Definition Examples of Safety Culture and Overlap with Safety Climate
Definition Examples of Safety Culture
Below are examples of definitions of safety culture.
American Nurses Association (ANA)
A culture of safety describes the core values and behaviors that come about when there is collective and continuous commitment by organizational leadership, managers, and healthcare workers to emphasize safety over competing goals (ANA, 2016).
The Joint Commission (TJC)
Safety culture is the sum of what an organization is and does in the pursuit of safety (TJC, 2021).
T.R. Lee
The safety culture of an organization is the product of individual and group values, attitudes, perceptions, competencies, and patterns of behavior that determine the commitment to, and the style and proficiency of, an organization’s health and safety management (Lee, 1996).

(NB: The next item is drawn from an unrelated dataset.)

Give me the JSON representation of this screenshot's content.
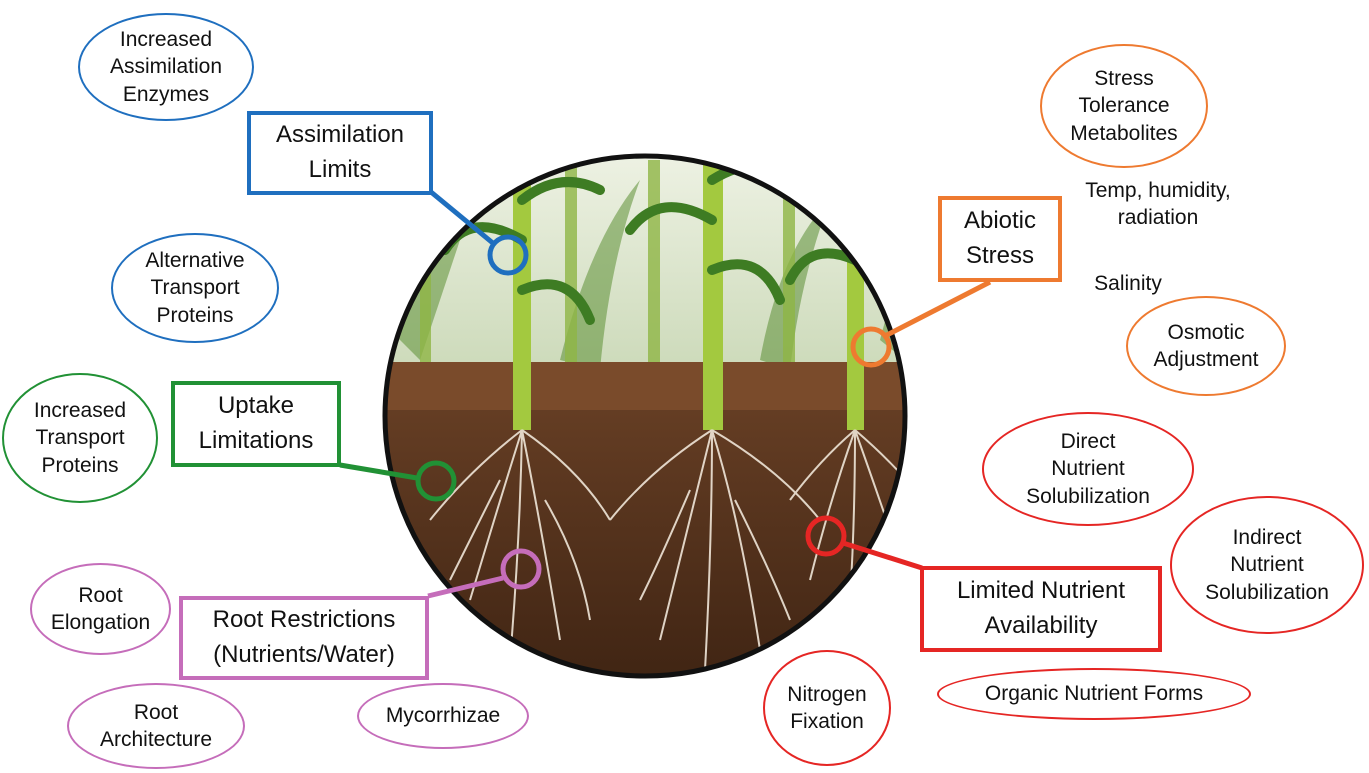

Descriptions of Safety Culture
- Collective reflection of the perception, attitudes, and shared experiences of the safety culture
- Your smaller work unit or “microcosm” should reflect the organization’s positive safety culture
Attributes include:
- Emphasis on quality
- Teamwork
- Leadership support
- Communication
- Non-punitive response to errors
- Perception of organizational commitment
- Work design
- Staffing and workload
Resources (Gershon et al., 2004; Stone et al., 2005).
Overlap and Differences Between Safety Culture and Safety Climate
The terms ”safety culture” and “safety climate” are often used interchangeably.
- Safety culture is a broad term encompassing overall organizational culture, values, and actions.
- Safety climate is a narrower term focusing on staff’s current perceptions about supervision, resources, and policies that support how safety practices are monitored and managed through trust and transparency (TJC, 2021).